House Republican caucus chair Frank Corte has called out his Democratic counterpart, Jim Dunnam, for the statement Dunnam issued in reaction to attorney general Greg Abbott’s ruling on issues concerning the powers and immunities of the Speaker of the House. Here is Dunnam’s statement of December 14:

“No one should be surprised by Greg Abbott’s ruling. From the start, many other Texans and I expressed concern that the financial ties between Abbott and Craddick raise serious doubts about the fairness and independence of the opinion process. They are wed at the hip by the same donors, and the public record makes that clear (according to the Ethics Commission, they have taken more than $13.6 million in combined contributions from sources that gave $2,500 or more to each man). Unfortunately, Texas’ current Republican leadership puts allegiance to one another over the fundamentals of democracy. The result is what anyone would expect from the legacy of Tom DeLay politics.

“Beneath the tortured legal reasoning is this fundamental fact: Greg Abbott threw a lifeline to his ally Tom Craddick. Craddick’s lawyers concocted the notion that the Speaker serves a fixed two-year term and the Speaker that House members elect cannot be removed without Senate permission—-what a joke. Now, his political partner Greg Abbott has backed up that ridiculous claim. They hope this AG Opinion will prevent any honest debate of the dictatorial and undemocratic methods we have come to expect. In that hope, they are wrong.

“No person with a common sense understanding of the fundamentals in our country, much less a trained lawyer, can condone Abbott’s opinion that Craddick should have the absolute power of a Tito, Mussolini or Stalin. If Greg Abbott really believes that, then we need a new Attorney General.

“Tom Craddick’s refusal to let members vote on his removal was the ultimate in political cowardice. Abbott’s silence regarding Craddick’s refusal to recognize members for that debate shows an equal lack of spine. As many work to ensure the rights of free men and women are available around the world, and as Texans are fighting and dying in Iraq and Afghanistan right now for those rights, it is regrettable that those same rights are absent in the Texas House, and that Greg Abbott condones that.

“The ruling means one thing: Texans must vote for representatives who will elect new leadership for the Texas House in January 2009.”
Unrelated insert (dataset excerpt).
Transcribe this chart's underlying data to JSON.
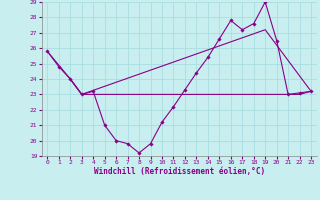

My reaction, then and now, is that Dunnam’s statement is hysterical — not ha-ha hysterical, but losing-it hysterical. Did Dunnam actually think that this rant could persuade anyone? He’s a lawyer. If he thought the opinion was wrong, he should have taken issue with it as a lawyer. Instead, he went off on an ultra-leftist tirade out of the era of The Grapes of Wrath: money, corruption, Tito, Mussolini, Stalin, men are fighting and dying for the rights Greg Abbott has denied us. This is the sort of thing that caused an observant junior Democrat to tell me, during the 2007 session, “Dunnam took a caucus of 69 and turned it into a caucus of 40.”

Here is Corte’s response:

Once again you have failed to put Texans first. Your news release concerning Attorney General Greg Abbott’s opinion that confirmed the rules of the Texas House of Representatives was simply a negative and hate filled partisan swipe that has become standard fare for you. The Marxist Morality ploy you have attempted to engage in won’t play in Texas and you know it.

I was even more appalled at the personal attack you leveled at our Attorney General Greg Abbott. The intended and malicious reference that he lacked a spine because he is confined to a wheel-chair has even you stooping to a new level.

You are a personal injury trial lawyer that understands that words matter, and yet you continue and will continue to degenerate the political dialogue in your quest for power over people. Instead of engaging in an open conversation about renewable energy, higher education, illegal immigration or fighting to help hard working families keep more of what they earn, you use partisan and personal attacks to mask the fact that you work to oppress Texans instead of helping them.

As a member of the Texas House of Representatives, I am asking you to take responsibility for your deliberate poor choice of words and issue a formal apology to Attorney General Greg Abbott, because in Texas, character still counts.
May your better angels prevail this Christmas season.

Corte’s letter to Dunnam of December 19 has its share of excessive political rhetoric, but the descriptions of a “negative and hate filled partisan swipe” and “Marxist Morality ploy” are on target. And while I doubt that Dunnam deliberately intended to make a word play on Abbott’s confinement to a wheelchair, his remarks were so intemperate that Corte had reason to suggest otherwise.

Dunnam is playing a very big game for very high stakes, and, in this instance at least, he did not play it very well. So what if Abbott’s opinion sided with Craddick? The goal is not to remove Craddick during the 2009 session. The goal is to defeat him for reelection as speaker, after which the victors can rewrite the rules, rendering Abbott’s opinion moot. For that to happen, Democrats and disaffected Republicans are going to have to make common cause. The more Dunnam acts like a union organizer in a company town, the less Republicans are going to want to be part of a coalition in which he will play a major role. Dunnam should think about turning over the Democratic caucus to someone who can facilitate the transition.